Während der Pharisäer in dieser Geschichte nicht bereit ist, seine Selbstgerechtigkeit einzugestehen, seine Sündhaftigkeit und seinen Stolz aufzudecken, erkennt der Steuereintreiber seine Schuld. Die Tatsache jedoch ist, wir alle haben versagt und benötigen alle den gleichen Heiler. «Ich rede aber von der Gerechtigkeit vor Gott, die da kommt durch den Glauben an Jesus Christus zu allen, die glauben. Denn es ist hier kein Unterschied: Sie sind allesamt Sünder und ermangeln des Ruhmes, den sie vor Gott haben sollen, und werden ohne Verdienst gerecht aus seiner Gnade durch die Erlösung, die durch Christus Jesus geschehen ist» (Römer 3,22-24).

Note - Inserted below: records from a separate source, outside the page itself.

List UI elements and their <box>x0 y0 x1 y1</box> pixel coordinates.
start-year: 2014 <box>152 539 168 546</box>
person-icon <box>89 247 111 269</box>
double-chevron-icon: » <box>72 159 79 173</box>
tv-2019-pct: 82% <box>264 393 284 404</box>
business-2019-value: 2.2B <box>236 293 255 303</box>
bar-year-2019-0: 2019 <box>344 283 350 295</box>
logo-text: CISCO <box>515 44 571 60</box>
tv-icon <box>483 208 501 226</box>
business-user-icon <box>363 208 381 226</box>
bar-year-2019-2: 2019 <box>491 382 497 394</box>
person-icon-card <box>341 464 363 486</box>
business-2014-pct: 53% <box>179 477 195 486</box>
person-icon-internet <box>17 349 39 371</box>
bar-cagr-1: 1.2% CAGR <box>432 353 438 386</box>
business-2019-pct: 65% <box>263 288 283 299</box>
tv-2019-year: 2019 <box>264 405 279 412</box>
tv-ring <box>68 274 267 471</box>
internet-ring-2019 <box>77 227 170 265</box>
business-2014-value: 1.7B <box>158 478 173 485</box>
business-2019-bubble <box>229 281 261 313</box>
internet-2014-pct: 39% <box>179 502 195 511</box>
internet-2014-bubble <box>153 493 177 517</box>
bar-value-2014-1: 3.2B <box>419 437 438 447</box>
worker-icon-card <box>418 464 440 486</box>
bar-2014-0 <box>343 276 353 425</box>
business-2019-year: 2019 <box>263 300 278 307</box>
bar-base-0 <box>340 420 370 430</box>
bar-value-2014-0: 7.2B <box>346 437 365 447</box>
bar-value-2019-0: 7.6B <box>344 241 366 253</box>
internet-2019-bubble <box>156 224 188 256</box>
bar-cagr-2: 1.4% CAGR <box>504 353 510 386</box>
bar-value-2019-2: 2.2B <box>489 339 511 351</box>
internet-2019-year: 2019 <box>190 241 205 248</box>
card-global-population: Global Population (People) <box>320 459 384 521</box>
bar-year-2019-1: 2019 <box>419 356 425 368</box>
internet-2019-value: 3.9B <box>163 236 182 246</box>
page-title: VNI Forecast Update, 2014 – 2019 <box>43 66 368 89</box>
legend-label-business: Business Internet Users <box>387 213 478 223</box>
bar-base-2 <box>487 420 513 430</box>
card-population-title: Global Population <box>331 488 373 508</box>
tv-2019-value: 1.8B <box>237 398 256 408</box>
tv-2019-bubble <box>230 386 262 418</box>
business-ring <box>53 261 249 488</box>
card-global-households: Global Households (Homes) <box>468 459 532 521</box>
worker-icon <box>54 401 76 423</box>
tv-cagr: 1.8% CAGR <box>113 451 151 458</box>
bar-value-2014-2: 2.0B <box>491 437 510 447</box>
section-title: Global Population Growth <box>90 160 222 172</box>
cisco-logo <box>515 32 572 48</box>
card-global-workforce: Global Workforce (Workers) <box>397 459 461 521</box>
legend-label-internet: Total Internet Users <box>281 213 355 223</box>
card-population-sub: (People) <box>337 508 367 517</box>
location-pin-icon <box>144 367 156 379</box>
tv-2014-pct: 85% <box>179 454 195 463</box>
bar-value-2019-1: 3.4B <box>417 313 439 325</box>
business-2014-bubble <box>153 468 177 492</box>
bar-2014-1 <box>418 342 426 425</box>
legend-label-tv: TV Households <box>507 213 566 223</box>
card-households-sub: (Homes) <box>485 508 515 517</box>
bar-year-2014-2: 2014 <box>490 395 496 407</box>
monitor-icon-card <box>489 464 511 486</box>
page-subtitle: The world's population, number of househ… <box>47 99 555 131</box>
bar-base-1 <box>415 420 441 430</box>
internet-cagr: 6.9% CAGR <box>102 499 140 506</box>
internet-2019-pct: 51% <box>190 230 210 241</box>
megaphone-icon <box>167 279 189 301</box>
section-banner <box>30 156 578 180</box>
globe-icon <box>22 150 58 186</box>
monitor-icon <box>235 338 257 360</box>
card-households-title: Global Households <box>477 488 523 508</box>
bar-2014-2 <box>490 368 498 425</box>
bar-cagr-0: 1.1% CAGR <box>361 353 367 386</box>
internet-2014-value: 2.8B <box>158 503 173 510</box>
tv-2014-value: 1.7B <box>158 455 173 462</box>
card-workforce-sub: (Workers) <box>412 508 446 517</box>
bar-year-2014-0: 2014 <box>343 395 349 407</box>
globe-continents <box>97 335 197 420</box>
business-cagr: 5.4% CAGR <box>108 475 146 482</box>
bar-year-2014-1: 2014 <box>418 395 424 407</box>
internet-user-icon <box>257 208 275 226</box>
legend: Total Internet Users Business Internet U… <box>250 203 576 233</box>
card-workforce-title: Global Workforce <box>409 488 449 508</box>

Heilung und Heiligung kommt durch den Glauben an Jesus Christus zu allen, die glauben, das heisst, die in dieser Sache mit Jesus übereinstimmen und ihm dadurch erlauben, in ihm zu leben. Es geht nicht um «wir gegen die andern», es geht nur um uns alle. Es ist nicht unsere Aufgabe, andere Menschen zu beurteilen. Es reicht zu verstehen, dass wir alle Erlösung brauchen. Wir sind alle Empfänger der Barmherzigkeit Gottes. Wir haben alle den gleichen Retter. Wenn wir Gott bitten, uns zu helfen, andere so zu sehen, wie er sie sieht, verstehen wir schnell, dass es in Jesus kein wir und die andern gibt, sondern nur uns. Dieses Verständnis ermöglicht uns der Heilige Geist.